Roberto Maria Ortiz (1938-1942), Ramon Castillo Barrionuevo (1942-1943), Pedro Pablo Ramirez (1943-1946), Juan Domingo Peron (1946-1974), Jose Lopez Rega (1974-1975), Jorge Rafael Videla (from 1975)

Ruling Party

Recuperacion Nacional (1943-1957), Movimiento Nacionalsocialista Tacuara (from 1957)

Head of Government

Ramon Castillo Barrionuevo (1938-1942), Robustiano Patron Costas (1942-1943), Saba Hector Sueyro (1943), Edelmiro Julian Farrel Plaul (1943-1946), Eduardo Lonardi Doucet (1946-1954), Pedro Eugenio Arumburu (1954-1967), Juan Carlos Ongania (1967-1975), Roberto Levingston Laborda (from 1975)

System of Government

Peronist - military rule with originially large elements of Italian fascism and Latin American populism, and smaller elements of National Catholicism and German National Socialism increasingly dominating


Coup of April 1943 brings a pro-Axis military junta to power. Argentine influence extends over neighbouring states, especially over Chile from the October 1944 coup, and over Paraguay from the Civil War of March-August 1947. Brazil serves as both competitor and collaborator under the New State regime of Getulio Vargas.

The leader of the 1943 coup was Pedro Pablo Ramirez, Major General of the Army and founder of the Guardia Nacional fascist militia.
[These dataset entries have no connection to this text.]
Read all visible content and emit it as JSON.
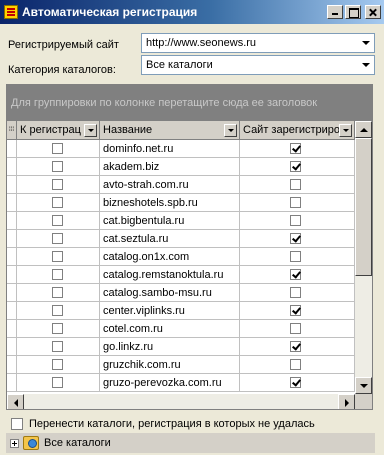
{
  "window": {
    "title": "Автоматическая регистрация",
    "icon": "app-icon"
  },
  "form": {
    "site_label": "Регистрируемый сайт",
    "site_value": "http://www.seonews.ru",
    "category_label": "Категория каталогов:",
    "category_value": "Все каталоги"
  },
  "grid": {
    "group_hint": "Для группировки по колонке перетащите сюда ее заголовок",
    "columns": [
      "К регистрац",
      "Название",
      "Сайт зарегистриро"
    ],
    "rows": [
      {
        "register": false,
        "name": "dominfo.net.ru",
        "registered": true
      },
      {
        "register": false,
        "name": "akadem.biz",
        "registered": true
      },
      {
        "register": false,
        "name": "avto-strah.com.ru",
        "registered": false
      },
      {
        "register": false,
        "name": "bizneshotels.spb.ru",
        "registered": false
      },
      {
        "register": false,
        "name": "cat.bigbentula.ru",
        "registered": false
      },
      {
        "register": false,
        "name": "cat.seztula.ru",
        "registered": true
      },
      {
        "register": false,
        "name": "catalog.on1x.com",
        "registered": false
      },
      {
        "register": false,
        "name": "catalog.remstanoktula.ru",
        "registered": true
      },
      {
        "register": false,
        "name": "catalog.sambo-msu.ru",
        "registered": false
      },
      {
        "register": false,
        "name": "center.viplinks.ru",
        "registered": true
      },
      {
        "register": false,
        "name": "cotel.com.ru",
        "registered": false
      },
      {
        "register": false,
        "name": "go.linkz.ru",
        "registered": true
      },
      {
        "register": false,
        "name": "gruzchik.com.ru",
        "registered": false
      },
      {
        "register": false,
        "name": "gruzo-perevozka.com.ru",
        "registered": true
      }
    ]
  },
  "footer": {
    "transfer_label": "Перенести каталоги, регистрация в которых не удалась",
    "tree_root": "Все каталоги"
  }
}
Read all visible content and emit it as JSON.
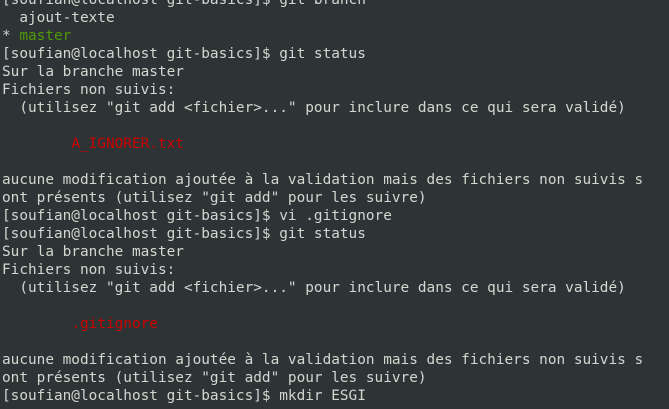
{
  "colors": {
    "background": "#2e3436",
    "default": "#d3d7cf",
    "green": "#4e9a06",
    "red": "#cc0000"
  },
  "terminal": {
    "lines": [
      {
        "text": "[soufian@localhost git-basics]$ git branch",
        "color": "default",
        "indent": 0
      },
      {
        "text": "ajout-texte",
        "color": "default",
        "indent": 2
      },
      {
        "text": "* ",
        "color": "default",
        "indent": 0,
        "suffix": "master",
        "suffix_color": "green"
      },
      {
        "text": "[soufian@localhost git-basics]$ git status",
        "color": "default",
        "indent": 0
      },
      {
        "text": "Sur la branche master",
        "color": "default",
        "indent": 0
      },
      {
        "text": "Fichiers non suivis:",
        "color": "default",
        "indent": 0
      },
      {
        "text": "(utilisez \"git add <fichier>...\" pour inclure dans ce qui sera validé)",
        "color": "default",
        "indent": 2
      },
      {
        "text": "",
        "color": "default",
        "indent": 0
      },
      {
        "text": "A_IGNORER.txt",
        "color": "red",
        "indent": 8
      },
      {
        "text": "",
        "color": "default",
        "indent": 0
      },
      {
        "text": "aucune modification ajoutée à la validation mais des fichiers non suivis s",
        "color": "default",
        "indent": 0
      },
      {
        "text": "ont présents (utilisez \"git add\" pour les suivre)",
        "color": "default",
        "indent": 0
      },
      {
        "text": "[soufian@localhost git-basics]$ vi .gitignore",
        "color": "default",
        "indent": 0
      },
      {
        "text": "[soufian@localhost git-basics]$ git status",
        "color": "default",
        "indent": 0
      },
      {
        "text": "Sur la branche master",
        "color": "default",
        "indent": 0
      },
      {
        "text": "Fichiers non suivis:",
        "color": "default",
        "indent": 0
      },
      {
        "text": "(utilisez \"git add <fichier>...\" pour inclure dans ce qui sera validé)",
        "color": "default",
        "indent": 2
      },
      {
        "text": "",
        "color": "default",
        "indent": 0
      },
      {
        "text": ".gitignore",
        "color": "red",
        "indent": 8
      },
      {
        "text": "",
        "color": "default",
        "indent": 0
      },
      {
        "text": "aucune modification ajoutée à la validation mais des fichiers non suivis s",
        "color": "default",
        "indent": 0
      },
      {
        "text": "ont présents (utilisez \"git add\" pour les suivre)",
        "color": "default",
        "indent": 0
      },
      {
        "text": "[soufian@localhost git-basics]$ mkdir ESGI",
        "color": "default",
        "indent": 0
      }
    ]
  }
}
He stood aside in 1946 to build the mass base of his movement, renamed Recuperacion Nacional, and to allow the popular Labour Minister Juan Domingo Peron to assume the presidency. Peron had garnered public affection for his relief work after the San Juan Earthquake of January 1944, his successful expedition into Chile in October 1944 and his ameliorative policies toward Argentina's working class.
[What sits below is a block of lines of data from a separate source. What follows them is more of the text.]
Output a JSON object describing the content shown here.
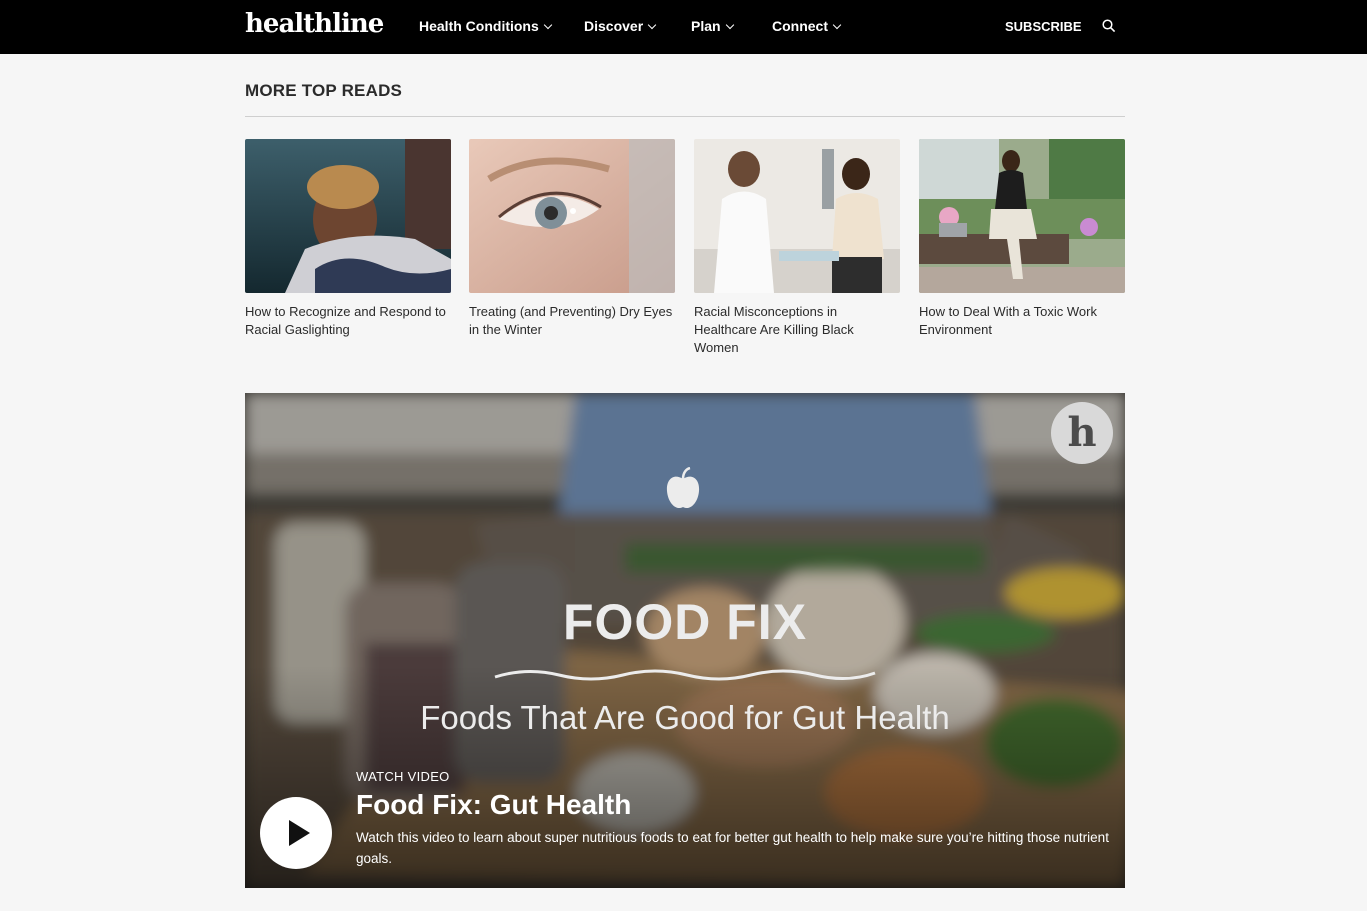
{
  "header": {
    "logo": "healthline",
    "nav": [
      {
        "label": "Health Conditions"
      },
      {
        "label": "Discover"
      },
      {
        "label": "Plan"
      },
      {
        "label": "Connect"
      }
    ],
    "subscribe": "SUBSCRIBE"
  },
  "top_reads": {
    "heading": "MORE TOP READS",
    "cards": [
      {
        "title": "How to Recognize and Respond to Racial Gaslighting"
      },
      {
        "title": "Treating (and Preventing) Dry Eyes in the Winter"
      },
      {
        "title": "Racial Misconceptions in Healthcare Are Killing Black Women"
      },
      {
        "title": "How to Deal With a Toxic Work Environment"
      }
    ]
  },
  "video": {
    "badge": "h",
    "overlay_title": "FOOD FIX",
    "overlay_subtitle": "Foods That Are Good for Gut Health",
    "label": "WATCH VIDEO",
    "title": "Food Fix: Gut Health",
    "description": "Watch this video to learn about super nutritious foods to eat for better gut health to help make sure you’re hitting those nutrient goals."
  },
  "colors": {
    "header_bg": "#000000",
    "page_bg": "#f6f6f6",
    "text": "#2b2b2b"
  }
}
As president, Peron was forced to balance his popularism with concessions to the Argentine establishment, as in his choice of conservative vice-presidents and his extension of the role of the Catholic Church over education. Peron relied on the support and advice of Mario Amadeo in balancing the interests of the traditional Argentine elite with his more modest supporters.

In 1954, he was forced to purge a large section of his supporters due to their involvement in a planned coup, a plot which involved elements of the armed forces of Brazil and Bolivia. After his death, Peron's nominated successor Jose Lopez Rega was ousted by another military man, Jorge Videla.

Under Peron, Argentina sent large numbers of troops into Paraguay to support the government of Higinio Morinigo during a seven month long uprising by Communists and Liberals backed by the US. Argentina also supported similar civilian-military governments in Chile and Uruguay and, to a lesser extent Bolivia. General Eduardo Lonardi Doucet, who had served in Chile as Military Attache from 1942, was instrumental in installing General Carlos Ibanez del Campo.

Peron also secured the annexation of the Malvinas Islands from Great Britain, through negotiations with British Premier Sir Oswald Mosley via the Duce of Italy, Benito Mussolini. These negotiations were later repudiated by Mosley's successor as Premier, Enoch Powell, who fought a brief, unsuccessful war to reconquer the islands.